Suppose I’ve seen the exact value, and it’s 4. All I tell you is that it’s bigger than 2. Then you would say it probably came from Y. When I go back and tell you that in fact it’s bigger than 3. You would be more sure it came from Y. The more information I give you, the more convinced you are. This isn’t the case with other probability distributions.
Thick tails: Cauchy
Now let’s suppose X and Y have a Cauchy distribution with unit scale, with X having mode 0 and Y having mode 1. The plot below shows how likely is it that our observation came from Y given a lower bound on the observation.
We are most confident that our data came from Y when we know that our data is greater than 1. But the larger our lower bound is, the further we look out in the tails, the less confident we are! If we know, for example, that our data is at least 5, then we still think that it’s more likely that it came from Y than from X, but we’re not as sure.

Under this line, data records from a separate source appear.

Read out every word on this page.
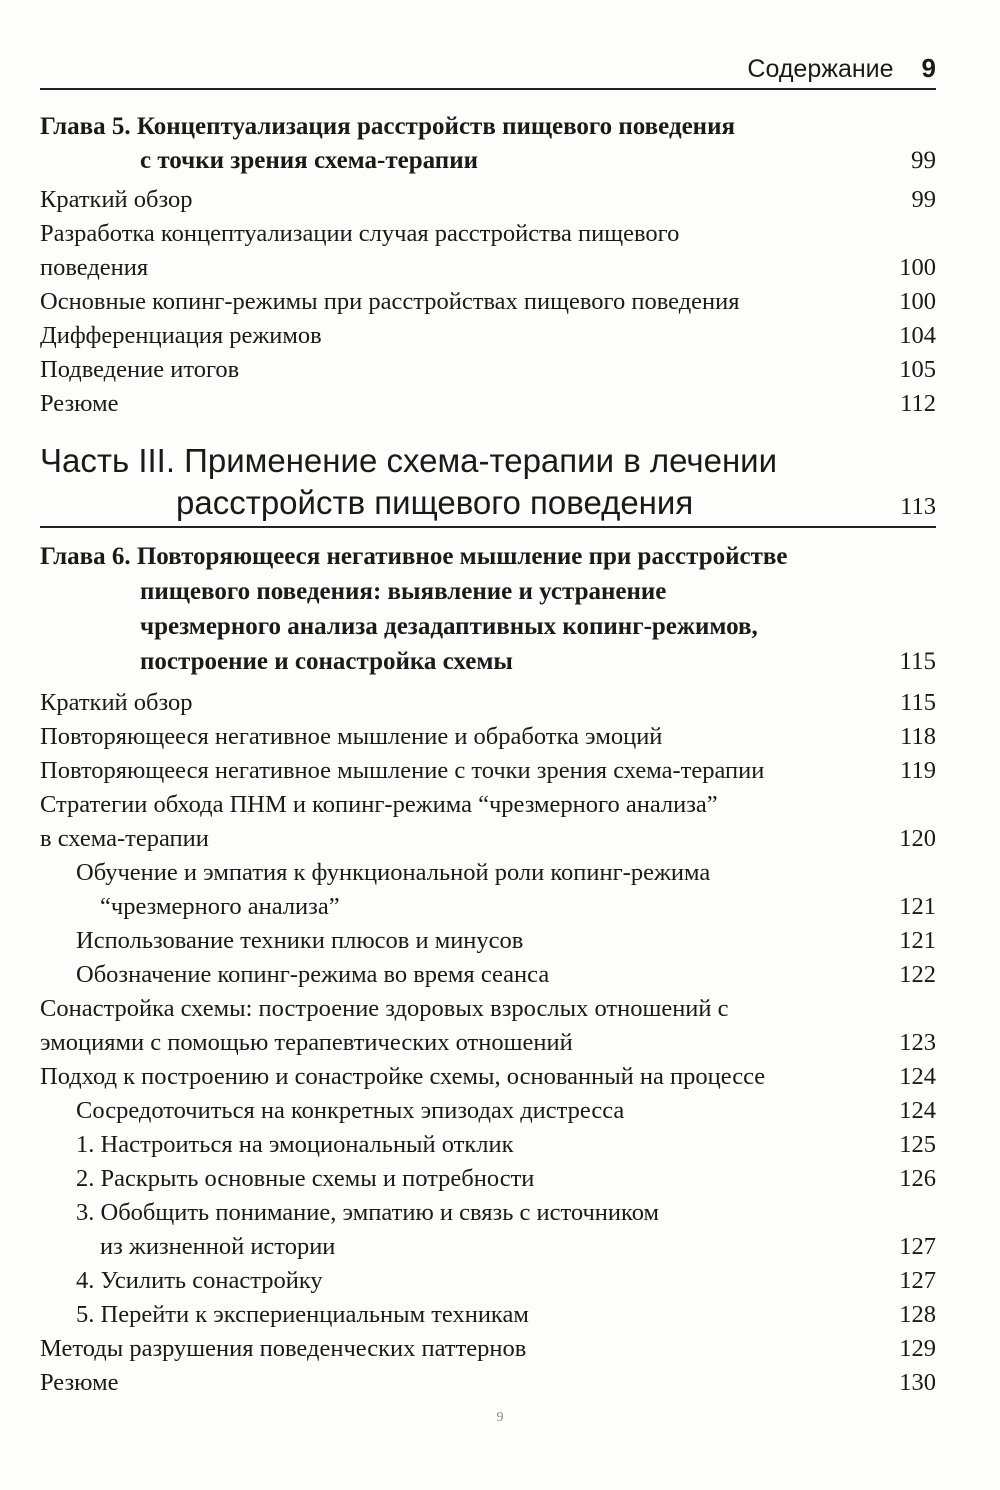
Содержание 9
Глава 5. Концептуализация расстройств пищевого поведения
с точки зрения схема-терапии	99
Краткий обзор	99
Разработка концептуализации случая расстройства пищевого
поведения	100
Основные копинг-режимы при расстройствах пищевого поведения	100
Дифференциация режимов	104
Подведение итогов	105
Резюме	112
Часть III. Применение схема-терапии в лечении
расстройств пищевого поведения	113
Глава 6. Повторяющееся негативное мышление при расстройстве
пищевого поведения: выявление и устранение
чрезмерного анализа дезадаптивных копинг-режимов,
построение и сонастройка схемы	115
Краткий обзор	115
Повторяющееся негативное мышление и обработка эмоций	118
Повторяющееся негативное мышление с точки зрения схема-терапии	119
Стратегии обхода ПНМ и копинг-режима “чрезмерного анализа”
в схема-терапии	120
Обучение и эмпатия к функциональной роли копинг-режима
“чрезмерного анализа”	121
Использование техники плюсов и минусов	121
Обозначение копинг-режима во время сеанса	122
Сонастройка схемы: построение здоровых взрослых отношений с
эмоциями с помощью терапевтических отношений	123
Подход к построению и сонастройке схемы, основанный на процессе	124
Сосредоточиться на конкретных эпизодах дистресса	124
1. Настроиться на эмоциональный отклик	125
2. Раскрыть основные схемы и потребности	126
3. Обобщить понимание, эмпатию и связь с источником
из жизненной истории	127
4. Усилить сонастройку	127
5. Перейти к экспериенциальным техникам	128
Методы разрушения поведенческих паттернов	129
Резюме	130
9
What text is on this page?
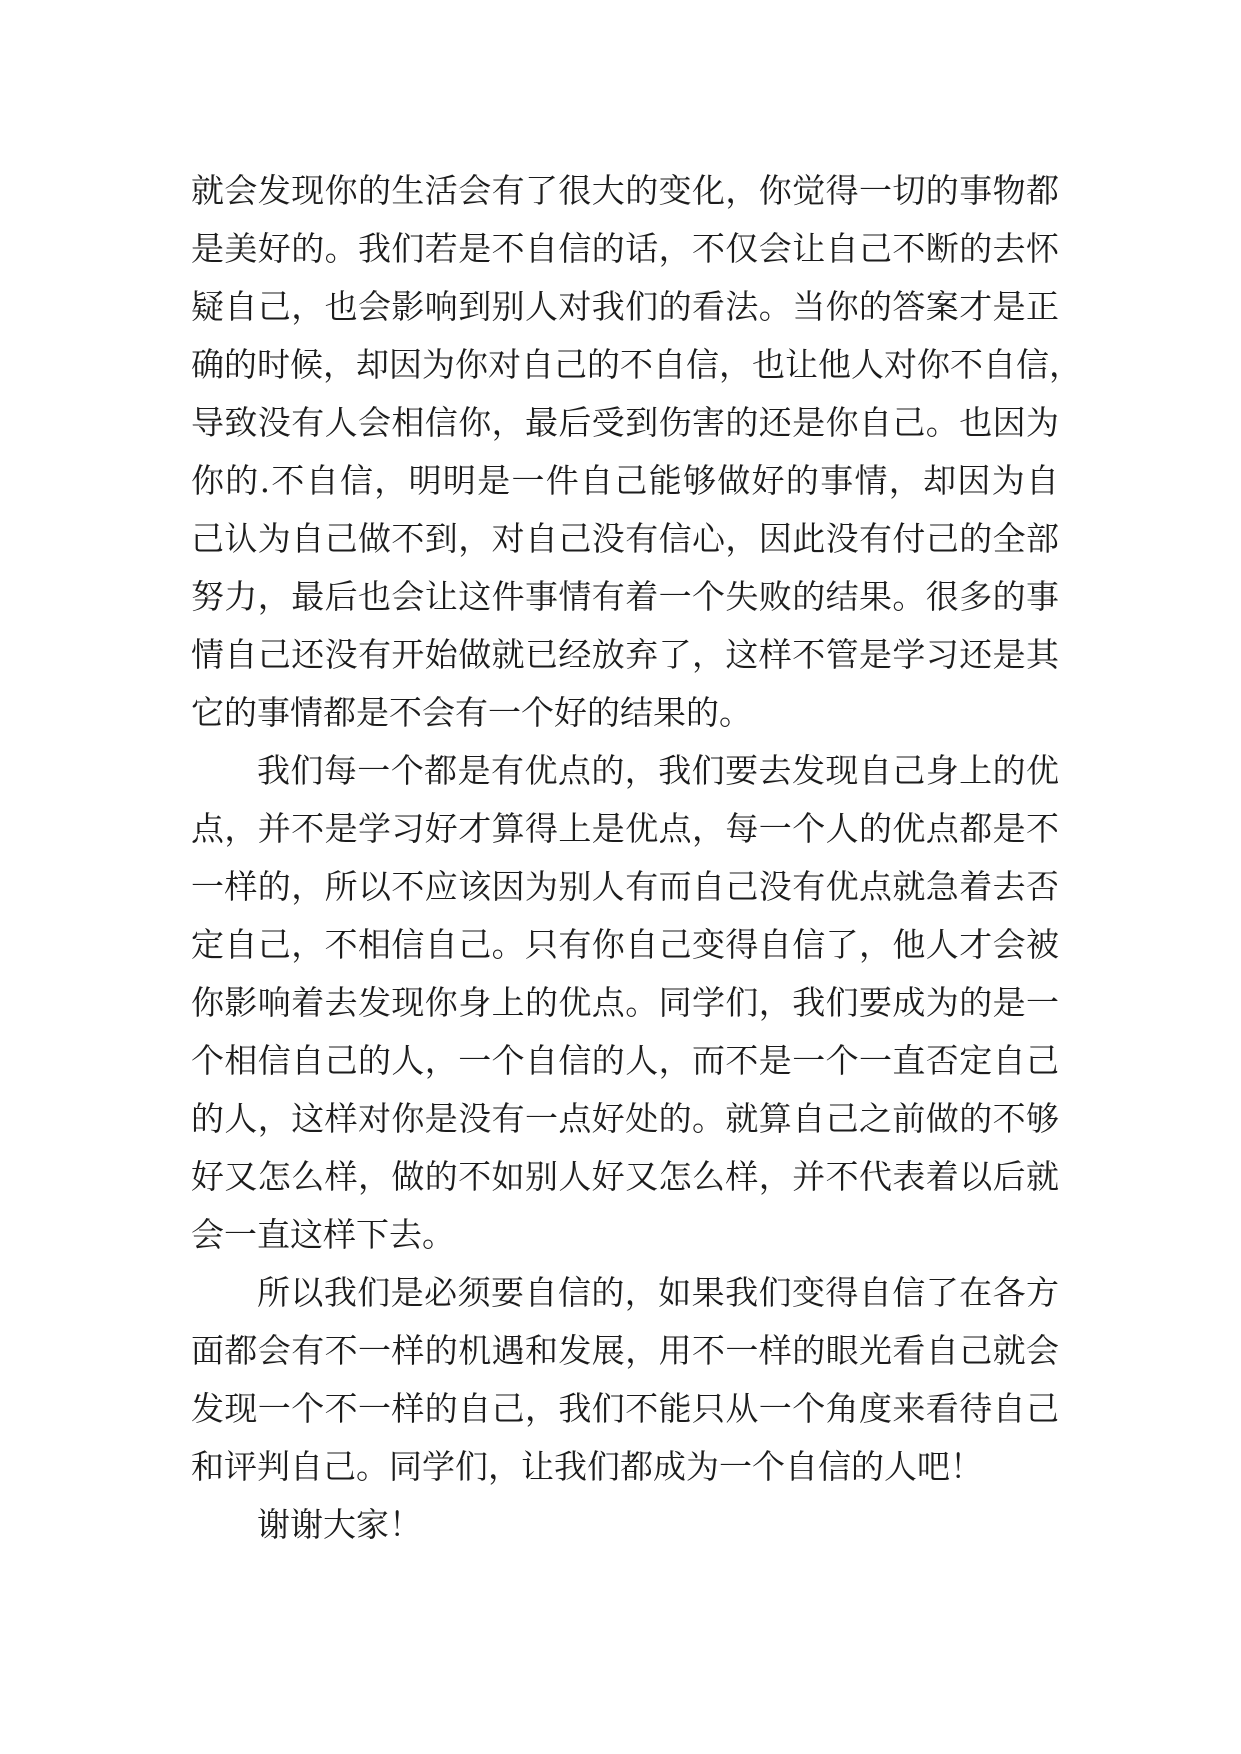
就会发现你的生活会有了很大的变化，你觉得一切的事物都
是美好的。我们若是不自信的话，不仅会让自己不断的去怀
疑自己，也会影响到别人对我们的看法。当你的答案才是正
确的时候，却因为你对自己的不自信，也让他人对你不自信，
导致没有人会相信你，最后受到伤害的还是你自己。也因为
你的.不自信，明明是一件自己能够做好的事情，却因为自
己认为自己做不到，对自己没有信心，因此没有付己的全部
努力，最后也会让这件事情有着一个失败的结果。很多的事
情自己还没有开始做就已经放弃了，这样不管是学习还是其
它的事情都是不会有一个好的结果的。
我们每一个都是有优点的，我们要去发现自己身上的优
点，并不是学习好才算得上是优点，每一个人的优点都是不
一样的，所以不应该因为别人有而自己没有优点就急着去否
定自己，不相信自己。只有你自己变得自信了，他人才会被
你影响着去发现你身上的优点。同学们，我们要成为的是一
个相信自己的人，一个自信的人，而不是一个一直否定自己
的人，这样对你是没有一点好处的。就算自己之前做的不够
好又怎么样，做的不如别人好又怎么样，并不代表着以后就
会一直这样下去。
所以我们是必须要自信的，如果我们变得自信了在各方
面都会有不一样的机遇和发展，用不一样的眼光看自己就会
发现一个不一样的自己，我们不能只从一个角度来看待自己
和评判自己。同学们，让我们都成为一个自信的人吧！
谢谢大家！
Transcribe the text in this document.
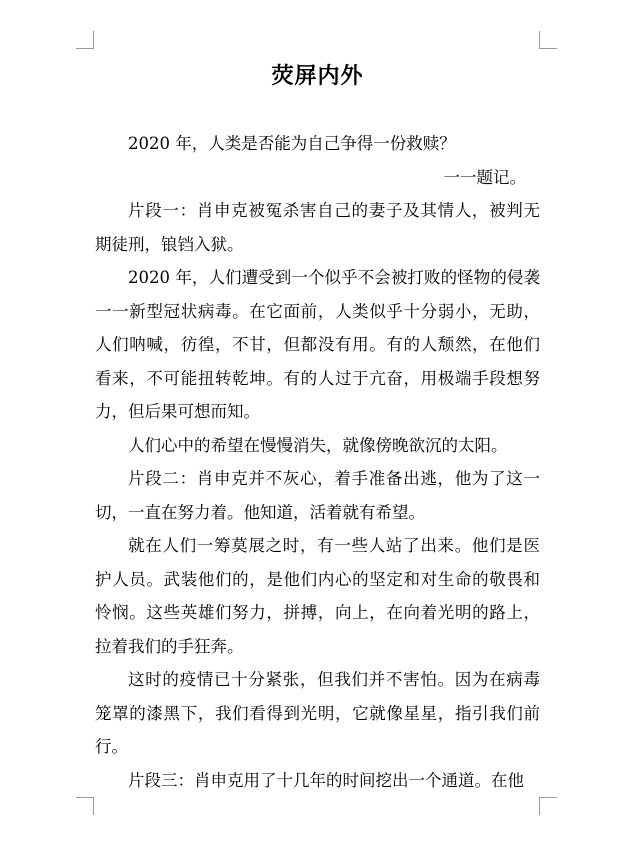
荧屏内外

2020 年，人类是否能为自己争得一份救赎？

一一题记。

片段一：肖申克被冤杀害自己的妻子及其情人，被判无期徒刑，锒铛入狱。

2020 年，人们遭受到一个似乎不会被打败的怪物的侵袭一一新型冠状病毒。在它面前，人类似乎十分弱小，无助，人们呐喊，彷徨，不甘，但都没有用。有的人颓然，在他们看来，不可能扭转乾坤。有的人过于亢奋，用极端手段想努力，但后果可想而知。

人们心中的希望在慢慢消失，就像傍晚欲沉的太阳。

片段二：肖申克并不灰心，着手准备出逃，他为了这一切，一直在努力着。他知道，活着就有希望。

就在人们一筹莫展之时，有一些人站了出来。他们是医护人员。武装他们的，是他们内心的坚定和对生命的敬畏和怜悯。这些英雄们努力，拼搏，向上，在向着光明的路上，拉着我们的手狂奔。

这时的疫情已十分紧张，但我们并不害怕。因为在病毒笼罩的漆黑下，我们看得到光明，它就像星星，指引我们前行。

片段三：肖申克用了十几年的时间挖出一个通道。在他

As above, suppose I’ve seen the data value but only tell you lower bounds on its value. Suppose I see a value of 4, but only tell you it’s positive. When I come back and tell you that the value is bigger than 1, your confidence goes up that the sample came from Y. But as I give you more information, telling you that the sample is bigger than 2, then bigger than 3, your confidence that it came from Y goes down, just the opposite of the normal case.
What accounts for the very different behavior?
In the normal example, seeing a value of 5 or more from Y is unlikely, but seeing a value so large from X is very unlikely. Both tails are getting smaller as you move to the right, but in relative terms, the tail of X is getting thinner much faster than the tail of Y.
In the Cauchy example, the value of both tails gets smaller as you move to the right, but the relative difference between the two tails is decreasing. Seeing a value greater than 10, say, from Y is unlikely, but it would only be slightly less likely from X.
In between thin tails and thick tails are medium tails. The tails of the Laplace (double exponential) distribution decay exponentially. Exponential tails are a often considered the boundary between thin tails and thick tails, or super-exponential and sub-exponential tails.
Suppose you have two Laplace random variables with the same scale, with X centered at 0 and Y centered at 1. What is the posterior probability that a sample came from Y rather than X, given that it’s at least some value Z > 1? It’s constant! Specifically, it’s e/(1 + e).
In the normal and Cauchy examples, it didn’t really matter that one distribution was centered at 0 and the other at 1. We’d get the same qualitative behavior no matter what the shift between the two distributions. The limit would tend to 1 for the normal distribution and 1/2 for the Cauchy. The constant value of the posterior probability with the Laplace example depends on the size of the shift between the two.
We’ve assumed that X and Y are equally likely a priori. The limiting value in the normal case does not depend on the prior probabilities of X and Y as long as they’re both positive. The prior probabilities will effect the limiting values for the Cauchy and Laplace case.
For anyone who wants a more precise formulation of the examples above, let B be a non-degenerate Bernoulli random variable and define Z = BX + (1-B)Y. We’re computing the conditional probability Pr(B = 0 | Z > z) using Bayes’ theorem. If X and Y are normally distributed, the limit of Pr(B = 0 | Z > z) as z goes to infinity is 1. If X and Y are Cauchy distributed, the limit is the unconditional probability Pr(B = 0).
In the normal case, as z goes to infinity, the distribution of B carries no useful information.
In the Cauchy case, as z goes to infinity, the observation z carries no useful information.